Harper-Schmidt Fellow
Collegiate Assistant Professor in TAPS

email: hcrawford@uchicago.edu
office: Gates-Blake 432 and Logan Center 218

Honey Crawford’s research interests include global feminisms, critical race theory, public spectacle, and protest. She specializes in Afro Brazilian cultural performance as both a scholar and practitioner, exploring intersections between ritual performance and self-making through a repertoire that includes carnival, media activism, radical theatre, and the performance of everyday life. She earned her PhD in theatre studies from Cornell University in 2017 where she was also a New York Public Humanities Fellow.
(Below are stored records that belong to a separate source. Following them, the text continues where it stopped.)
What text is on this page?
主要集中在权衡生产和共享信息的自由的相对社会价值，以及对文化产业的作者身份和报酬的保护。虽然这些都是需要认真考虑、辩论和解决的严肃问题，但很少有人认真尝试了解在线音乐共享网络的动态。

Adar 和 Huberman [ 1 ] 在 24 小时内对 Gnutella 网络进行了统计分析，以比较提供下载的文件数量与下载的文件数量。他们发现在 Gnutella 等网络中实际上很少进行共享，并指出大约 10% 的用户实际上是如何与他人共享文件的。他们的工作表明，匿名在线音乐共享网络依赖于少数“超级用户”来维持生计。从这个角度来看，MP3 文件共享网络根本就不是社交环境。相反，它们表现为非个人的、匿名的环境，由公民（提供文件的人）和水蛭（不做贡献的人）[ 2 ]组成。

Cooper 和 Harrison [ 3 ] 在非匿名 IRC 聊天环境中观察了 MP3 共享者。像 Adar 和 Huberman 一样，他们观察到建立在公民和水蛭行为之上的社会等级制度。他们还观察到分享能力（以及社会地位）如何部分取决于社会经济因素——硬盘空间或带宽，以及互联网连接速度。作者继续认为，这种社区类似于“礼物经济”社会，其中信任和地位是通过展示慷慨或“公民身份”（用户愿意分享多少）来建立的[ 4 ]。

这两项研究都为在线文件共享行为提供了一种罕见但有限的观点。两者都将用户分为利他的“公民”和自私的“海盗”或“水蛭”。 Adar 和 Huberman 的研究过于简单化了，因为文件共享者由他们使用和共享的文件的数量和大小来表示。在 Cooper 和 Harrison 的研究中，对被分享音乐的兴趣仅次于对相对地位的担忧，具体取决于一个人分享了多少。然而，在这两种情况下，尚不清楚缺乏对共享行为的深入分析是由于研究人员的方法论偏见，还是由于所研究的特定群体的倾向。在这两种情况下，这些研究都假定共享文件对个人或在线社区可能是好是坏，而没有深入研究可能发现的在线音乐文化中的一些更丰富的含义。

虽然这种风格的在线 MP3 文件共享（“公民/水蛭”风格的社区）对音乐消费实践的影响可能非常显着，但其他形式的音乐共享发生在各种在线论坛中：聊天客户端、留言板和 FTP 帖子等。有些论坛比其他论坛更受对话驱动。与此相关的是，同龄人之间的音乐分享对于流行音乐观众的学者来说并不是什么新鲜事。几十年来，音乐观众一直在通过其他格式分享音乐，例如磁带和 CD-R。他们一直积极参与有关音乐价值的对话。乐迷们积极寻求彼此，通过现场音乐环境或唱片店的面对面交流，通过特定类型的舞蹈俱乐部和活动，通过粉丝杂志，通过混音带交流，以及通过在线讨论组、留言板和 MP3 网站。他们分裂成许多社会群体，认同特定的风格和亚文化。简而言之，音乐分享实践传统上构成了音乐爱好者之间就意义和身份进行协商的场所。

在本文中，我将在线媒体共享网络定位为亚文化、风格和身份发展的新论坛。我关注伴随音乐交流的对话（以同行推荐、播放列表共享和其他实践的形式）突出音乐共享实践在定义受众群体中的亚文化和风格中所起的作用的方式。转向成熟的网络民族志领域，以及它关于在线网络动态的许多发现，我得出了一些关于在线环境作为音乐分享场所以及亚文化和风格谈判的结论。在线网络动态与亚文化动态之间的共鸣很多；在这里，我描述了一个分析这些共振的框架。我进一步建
Honey is currently developing her dissertation into her book manuscript, Negra Demais! Overwhelming Performances of Afro Brazilian Femininity. This project takes an interdisciplinary approach, positioning women-driven spectacles of black consciousness in the 20th- 21st century against prevalent discourse on the black diaspora and performance studies. Paying close attention to theatrical traditions that press against the bounds of propriety and indulge in an aesthetic of abundance, this book identifies a preoccupation with the transgressive potential held in performances of black feminine power.

She has married her research interests with practical contributions to the field of theatre and performance, most recently as the dramaturgical researcher for Lynn Nottage’s adaptation of Vinicius de Moraes’ Orfeu da Conceição as interpreted by Marcel Camus’ 1959 film adaptation Orfeu Negro. This forthcoming Broadway production will partner Nottage with director George C. Wolfe in a musical retelling of the Greek classic embedded in the favelas of Rio de Janeiro during carnival. Previous research on Boalian applied theatre methods and the São Paulo’s hip hop scene have been published in Black Camera Journal and La Verdad Reader of Hip Hop Latinidades respectively.

While at Cornell University, Honey taught Perspectives on Brazil: Culture, History, Identity in the Department of Romance Studies and Riot Acts: Public Performance and Protest in the Department of Performing and Media Arts.